I disagree since emtbs are complicated enough for people to think about ways to recharge it, store it safely, and how to take advantage of its differences, which can trigger positive habit changes. They're expensive enough that I imagine that you'd have to be as rich as the 1%ers to treat it as a casual addition to the collection without thinking about any of that. Doesn't seem hard to offset the eco issue of the emtb's creation, considering the battery is the main thing (and the half kWh to recharge it each time).
  • 2 0
 @DavidGuerra: it’s not that we haven’t realized it, it’s that people are afraid to say something. There are already far too many people in this world and it’s going to get much worse in the next 20 years.
  • 1 0
 @DavidGuerra: well, that is the unfortunate truth yes. Either we find a humane way of controlling the population, or the planet will do it for us inhumanely (Covid should serve as a friendly warning). Problem is that this is defeatist- if we can't change then there is nothing else to do but sit back and accept our impending doom.

Remember what the scientist said in 'The Day After Tomorrow ': "It is only on the precipice of disaster that real change happens..." or something.

I'd still like to hope this can happen and think an environmental discussion about the pros/cons and short and long term impact of e-bikes is still worthwhile.
  • 2 0
 Levy I owe you some Tim Horton's for busting your balls.
  • 3 0
 I do like me some Seb
  • 2 1
 Get a bike that fits, ride it until it breaks, repeat. Stop thinking about it so much.
  • 2 0
 Reminds me of the people who bought new bikes whenever something broke (repairable).

"Still haven't fixed those dropper post problems? Time for a new bike!" /sarcasm

They weren't happy with their current bike and had eyes on other options. The downtime just gave them extra justification to go with their gut. The process repeated numerous times until they gained better understanding of what they wanted and what they felt was better. A very expensive lesson...

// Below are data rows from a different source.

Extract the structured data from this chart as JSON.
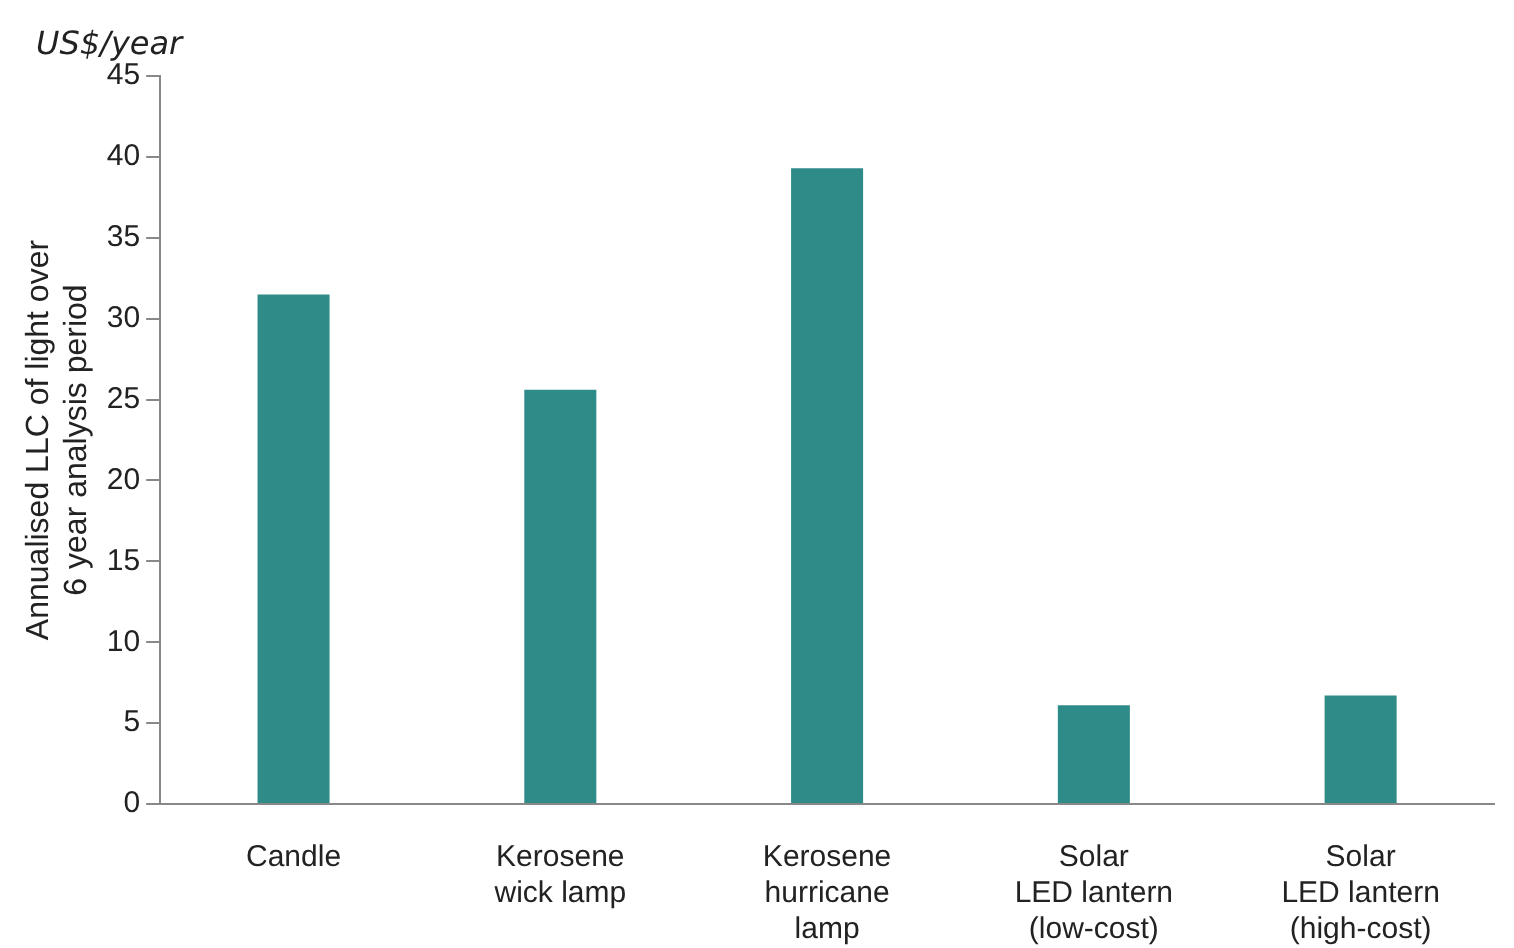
{
  "chart_data": {
    "type": "bar",
    "ylabel": "Annualised LLC of light over\n6 year analysis period",
    "annotations": [
      "US$/year"
    ],
    "categories": [
      "Candle",
      "Kerosene\nwick lamp",
      "Kerosene\nhurricane\nlamp",
      "Solar\nLED lantern\n(low-cost)",
      "Solar\nLED lantern\n(high-cost)"
    ],
    "values": [
      31.5,
      25.6,
      39.3,
      6.1,
      6.7
    ],
    "color": "#2e8b88",
    "ylim": [
      0,
      45
    ],
    "yticks": [
      0,
      5,
      10,
      15,
      20,
      25,
      30,
      35,
      40,
      45
    ],
    "grid": false,
    "legend": false
  }
}
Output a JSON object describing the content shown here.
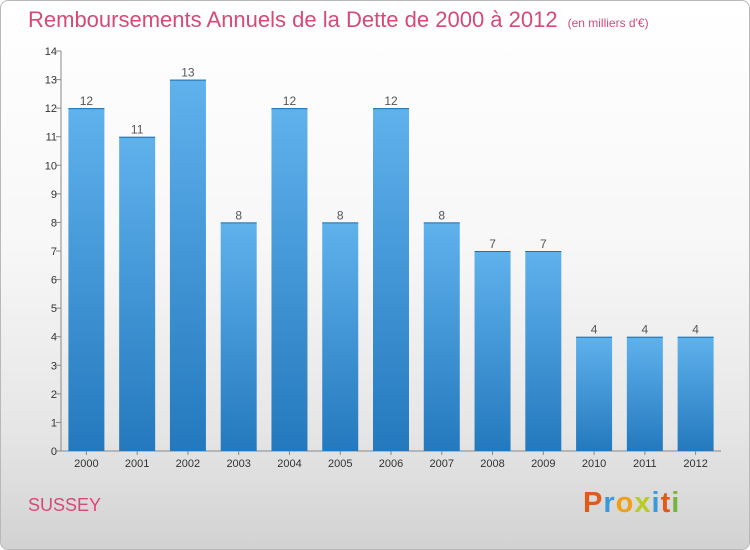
{
  "title": "Remboursements Annuels de la Dette de 2000 à 2012",
  "subtitle": "(en milliers d'€)",
  "commune": "SUSSEY",
  "logo": {
    "text": "Proxiti"
  },
  "colors": {
    "bar": "#2e86cc",
    "bar_light": "#5aaee8",
    "title": "#d54a76"
  },
  "chart_data": {
    "type": "bar",
    "title": "Remboursements Annuels de la Dette de 2000 à 2012",
    "subtitle": "(en milliers d'€)",
    "xlabel": "",
    "ylabel": "",
    "categories": [
      "2000",
      "2001",
      "2002",
      "2003",
      "2004",
      "2005",
      "2006",
      "2007",
      "2008",
      "2009",
      "2010",
      "2011",
      "2012"
    ],
    "values": [
      12,
      11,
      13,
      8,
      12,
      8,
      12,
      8,
      7,
      7,
      4,
      4,
      4
    ],
    "ylim": [
      0,
      14
    ],
    "yticks": [
      0,
      1,
      2,
      3,
      4,
      5,
      6,
      7,
      8,
      9,
      10,
      11,
      12,
      13,
      14
    ],
    "grid": false,
    "legend": "none"
  }
}
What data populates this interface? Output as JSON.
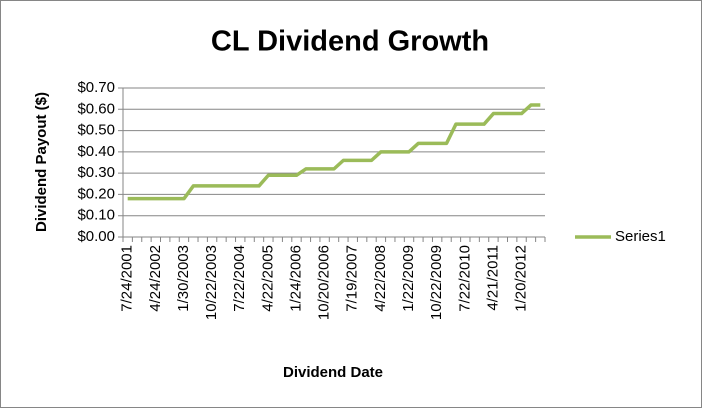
{
  "chart_data": {
    "type": "line",
    "title": "CL Dividend Growth",
    "x_label": "Dividend Date",
    "y_label": "Dividend Payout ($)",
    "categories": [
      "7/24/2001",
      null,
      null,
      "4/24/2002",
      null,
      null,
      "1/30/2003",
      null,
      null,
      "10/22/2003",
      null,
      null,
      "7/22/2004",
      null,
      null,
      "4/22/2005",
      null,
      null,
      "1/24/2006",
      null,
      null,
      "10/20/2006",
      null,
      null,
      "7/19/2007",
      null,
      null,
      "4/22/2008",
      null,
      null,
      "1/22/2009",
      null,
      null,
      "10/22/2009",
      null,
      null,
      "7/22/2010",
      null,
      null,
      "4/21/2011",
      null,
      null,
      "1/20/2012",
      null,
      null
    ],
    "series": [
      {
        "name": "Series1",
        "color": "#9bbb59",
        "values": [
          0.18,
          0.18,
          0.18,
          0.18,
          0.18,
          0.18,
          0.18,
          0.24,
          0.24,
          0.24,
          0.24,
          0.24,
          0.24,
          0.24,
          0.24,
          0.29,
          0.29,
          0.29,
          0.29,
          0.32,
          0.32,
          0.32,
          0.32,
          0.36,
          0.36,
          0.36,
          0.36,
          0.4,
          0.4,
          0.4,
          0.4,
          0.44,
          0.44,
          0.44,
          0.44,
          0.53,
          0.53,
          0.53,
          0.53,
          0.58,
          0.58,
          0.58,
          0.58,
          0.62,
          0.62
        ]
      }
    ],
    "ylim": [
      0,
      0.7
    ],
    "yticks": [
      {
        "value": 0,
        "label": "$0.00"
      },
      {
        "value": 0.1,
        "label": "$0.10"
      },
      {
        "value": 0.2,
        "label": "$0.20"
      },
      {
        "value": 0.3,
        "label": "$0.30"
      },
      {
        "value": 0.4,
        "label": "$0.40"
      },
      {
        "value": 0.5,
        "label": "$0.50"
      },
      {
        "value": 0.6,
        "label": "$0.60"
      },
      {
        "value": 0.7,
        "label": "$0.70"
      }
    ],
    "grid": true,
    "legend": "right"
  }
}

Also, it feels bad when a friend asks for advice regarding a new bike, and I can't provide a better suggestion than the overly generalized/simplified posts on pinkbike, despite knowing them personally well enough, the trails they ride, and have a good idea of the local availability of bikes.
  • 2 1
 Gary Fischer was the pioneer of longer top tubes. Mondraker was after that.
  • 2 0
 But before him, Joe Breeze (experiments with super stretched top tubes & 0mm stems back in the 80s I think)
  • 3 0
 Yeah, but "G2" geometry kind of sucked. People weren't sold on 29ers back in 2010 not just because the funny looking wagon wheels, but because they were hard to ride. He wanted bigger offset forks resulting in almost no trail, and an unstable bike. I'll give him credit for commercializing 29ers, but I won't give him any credit on making them any good.
  • 1 0
 Specialized Enduro is maybe the only bike to have the slacker STA of predecessor.
  • 1 0
 Hi Guys, lovely podcasts you make. Really enjoying them. Any update on the EXT ERA Fork review? And EXT Storia shock may be?
  • 2 0
 Soon!
  • 1 0
 You knew someone would have a Trust fork on a hardtail. This guy. On an aluminum Banshee Paradox V3 Wink
  • 2 1
 Geo wins, it was hard to peddle when your knees hit the handlebars...
  • 1 0
 470 reach is also fine Levy xDD
  • 4 4
 EBike question: when will we see 32" front tire mullet bikes with 29" rear for taller and better riders?
  • 2 3
 Sam Pilgram for drop in revival
  • 2 1
 Yes, so good. Him and his wooden ramp would be ideal.